Porsche AG (LSE:0JHU), the German luxury car manufacturer, has been upgraded to a “buy” rating by Citi, following what the US group described as a challenging year for the company. Despite several headwinds, including weak demand in China, falling premium car prices, and tariff concerns, Citi sees a path to recovery for Porsche starting in 2025 and continuing into 2026.
Citi acknowledged that 2024 has been a tough year for Porsche, with the ramping down and up of four new model launches contributing to difficulties. However, the bank believes that while the current year may present more risks, there is significant potential for Porsche to rebound in the coming years.

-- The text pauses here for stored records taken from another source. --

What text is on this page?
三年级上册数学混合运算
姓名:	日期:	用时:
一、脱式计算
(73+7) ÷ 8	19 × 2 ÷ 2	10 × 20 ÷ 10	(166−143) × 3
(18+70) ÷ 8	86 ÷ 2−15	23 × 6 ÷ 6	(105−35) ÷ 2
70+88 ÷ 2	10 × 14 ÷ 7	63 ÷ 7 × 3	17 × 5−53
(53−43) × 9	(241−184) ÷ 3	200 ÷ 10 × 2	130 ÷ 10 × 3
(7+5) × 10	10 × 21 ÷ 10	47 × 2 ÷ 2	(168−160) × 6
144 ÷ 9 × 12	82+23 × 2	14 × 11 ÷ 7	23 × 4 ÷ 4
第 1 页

According to Citi, 2025 and 2026 are poised to be strong years for Porsche, driven by peak demand for new models and an overall improvement in key business factors such as volume, mix, and pricing. These improvements are expected to more than compensate for any ongoing risks related to the Chinese market.
Citi also pointed out that Porsche’s post-IPO strategy has shifted the company's focus toward brand strength, profitability, and pricing power, rather than volume-driven sales under its previous parent, Volkswagen. This change in strategy is expected to bring several benefits, including reduced Macan dilution, enhanced pricing power, improved profit margins, and stronger capital returns.

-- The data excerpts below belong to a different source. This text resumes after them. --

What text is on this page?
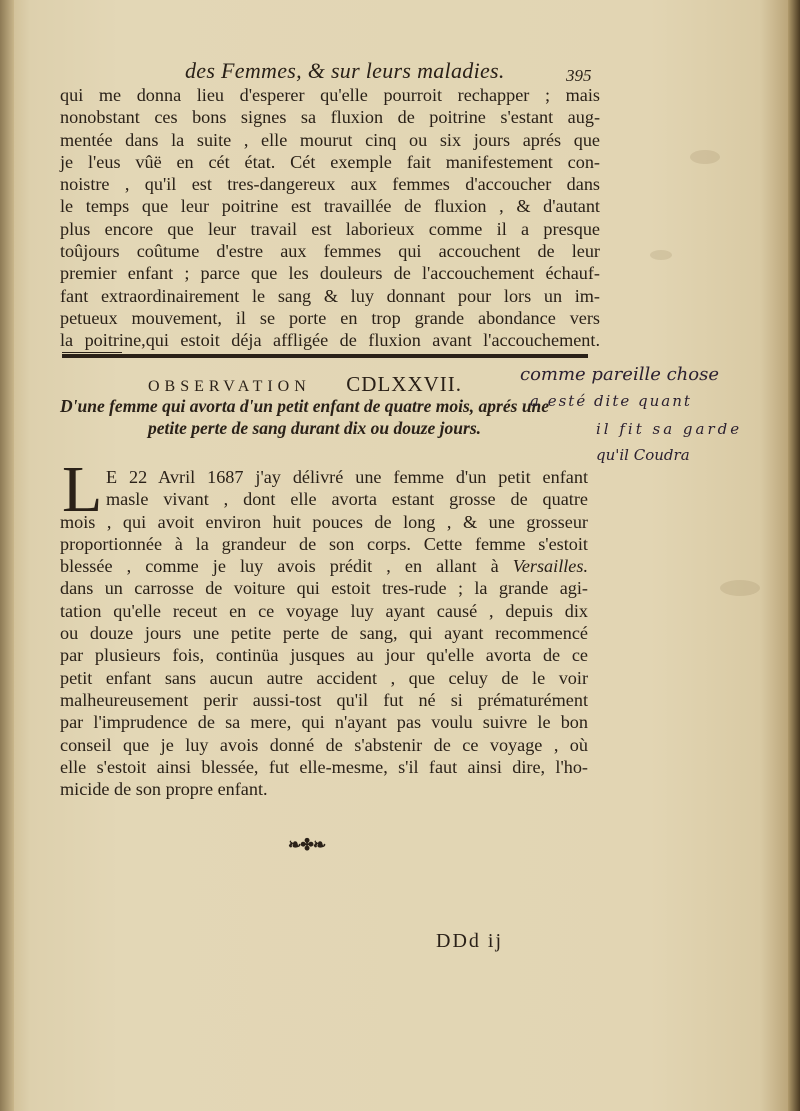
des Femmes, & sur leurs maladies.	395
qui me donna lieu d'esperer qu'elle pourroit rechapper ; mais
nonobstant ces bons signes sa fluxion de poitrine s'estant aug-
mentée dans la suite , elle mourut cinq ou six jours aprés que
je l'eus vûë en cét état. Cét exemple fait manifestement con-
noistre , qu'il est tres-dangereux aux femmes d'accoucher dans
le temps que leur poitrine est travaillée de fluxion , & d'autant
plus encore que leur travail est laborieux comme il a presque
toûjours coûtume d'estre aux femmes qui accouchent de leur
premier enfant ; parce que les douleurs de l'accouchement échauf-
fant extraordinairement le sang & luy donnant pour lors un im-
petueux mouvement, il se porte en trop grande abondance vers
la poitrine,qui estoit déja affligée de fluxion avant l'accouchement.
OBSERVATION CDLXXVII.
D'une femme qui avorta d'un petit enfant de quatre mois, aprés une
petite perte de sang durant dix ou douze jours.
L E 22 Avril 1687 j'ay délivré une femme d'un petit enfant
masle vivant , dont elle avorta estant grosse de quatre
mois , qui avoit environ huit pouces de long , & une grosseur
proportionnée à la grandeur de son corps. Cette femme s'estoit
blessée , comme je luy avois prédit , en allant à Versailles.
dans un carrosse de voiture qui estoit tres-rude ; la grande agi-
tation qu'elle receut en ce voyage luy ayant causé , depuis dix
ou douze jours une petite perte de sang, qui ayant recommencé
par plusieurs fois, continüa jusques au jour qu'elle avorta de ce
petit enfant sans aucun autre accident , que celuy de le voir
malheureusement perir aussi-tost qu'il fut né si prématurément
par l'imprudence de sa mere, qui n'ayant pas voulu suivre le bon
conseil que je luy avois donné de s'abstenir de ce voyage , où
elle s'estoit ainsi blessée, fut elle-mesme, s'il faut ainsi dire, l'ho-
micide de son propre enfant.
❧✤❧
DDd ij
comme pareille chose
a esté dite quant
il fit sa garde
qu'il Coudra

The bank emphasized that these strategic shifts could lead to an uplift in Porsche’s valuation, especially as the company looks to capitalize on its brand and improved market position. Citi has set a price target of €85 for Porsche shares, up from the current market price of €67.24, reflecting confidence in the company’s long-term prospects.
While Citi acknowledges that 2024 still carries risks, the outlook for 2025 and 2026 is much brighter. The peak in new model demand, combined with improved profitability from enhanced pricing power and stronger profit margins, is expected to drive significant growth for Porsche over the next few years.